Examples of illegal introductions having unintended effects are numerous:

White perch, a native to the coastal waters of the Atlantic Ocean, have been stocked into inland waters of North Carolina where they feed on the eggs of largemouth bass, crappie, striped bass, sunfish, walleye and white bass;
Spotted bass, a favorite of anglers because of their aggressive nature, can out-compete resident largemouth and smallmouth bass populations, as well as hybridize with smallmouth bass;
Blueback herring, a popular bait fish established by anglers in Chatuge and Hiwassee reservoirs, have been known to eat larval fish and fish eggs, leading to a steep decline in walleye and white bass reproduction in Hiwassee Reservoir.
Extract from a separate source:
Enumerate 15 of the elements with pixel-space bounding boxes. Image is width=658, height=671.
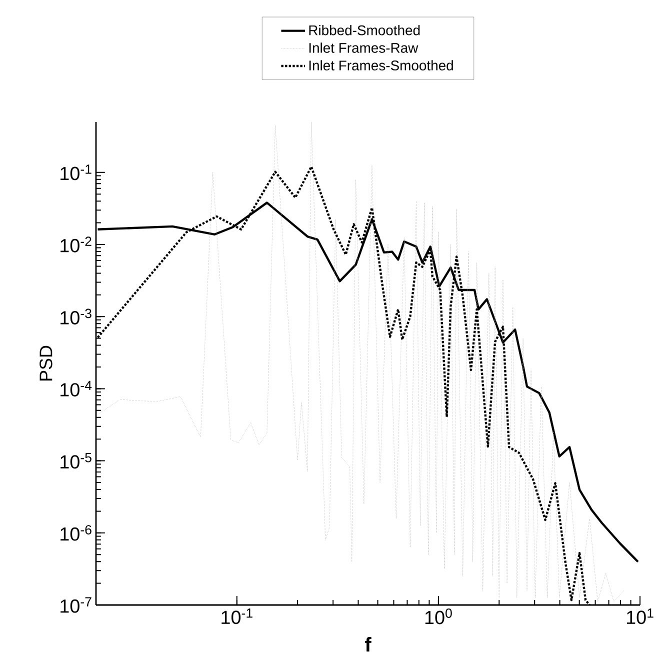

“It takes only one introduction of fish from a bait bucket or aquarium to upset ecological stability and harm fishing,” Rash said.

For this reason, the Wildlife Commission in 2005 passed a regulation that required anyone interested in stocking a public, inland fishing water to obtain a stocking permit first.
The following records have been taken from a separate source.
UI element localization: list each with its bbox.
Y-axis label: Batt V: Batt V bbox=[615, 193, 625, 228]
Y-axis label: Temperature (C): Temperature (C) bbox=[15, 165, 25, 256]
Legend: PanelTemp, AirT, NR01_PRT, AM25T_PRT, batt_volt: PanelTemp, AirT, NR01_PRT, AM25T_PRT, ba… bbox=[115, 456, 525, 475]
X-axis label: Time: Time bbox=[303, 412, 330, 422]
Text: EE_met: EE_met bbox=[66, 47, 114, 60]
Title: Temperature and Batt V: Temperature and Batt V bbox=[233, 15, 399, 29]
The requirement protects native or legally established aquatic species from the potentially damaging effects of unauthorized stockings by allowing the Commission to assess, on a case-by-case basis, the impacts a proposed stocking may have on an established fishery.

However, as unwanted species continue to appear across the state, some people have not gotten the message that fish stockings are illegal and harmful.

“We’re asking people to do their part to help prevent illegal fish introductions by spreading the word about harmful impacts and reporting wildlife violations in North Carolina to 1-800-662-7137,” Rash said. “By acting responsibly and working together, anglers and the N.C. Wildlife Resources Commission can help maintain our fishery resources for future generations of anglers.”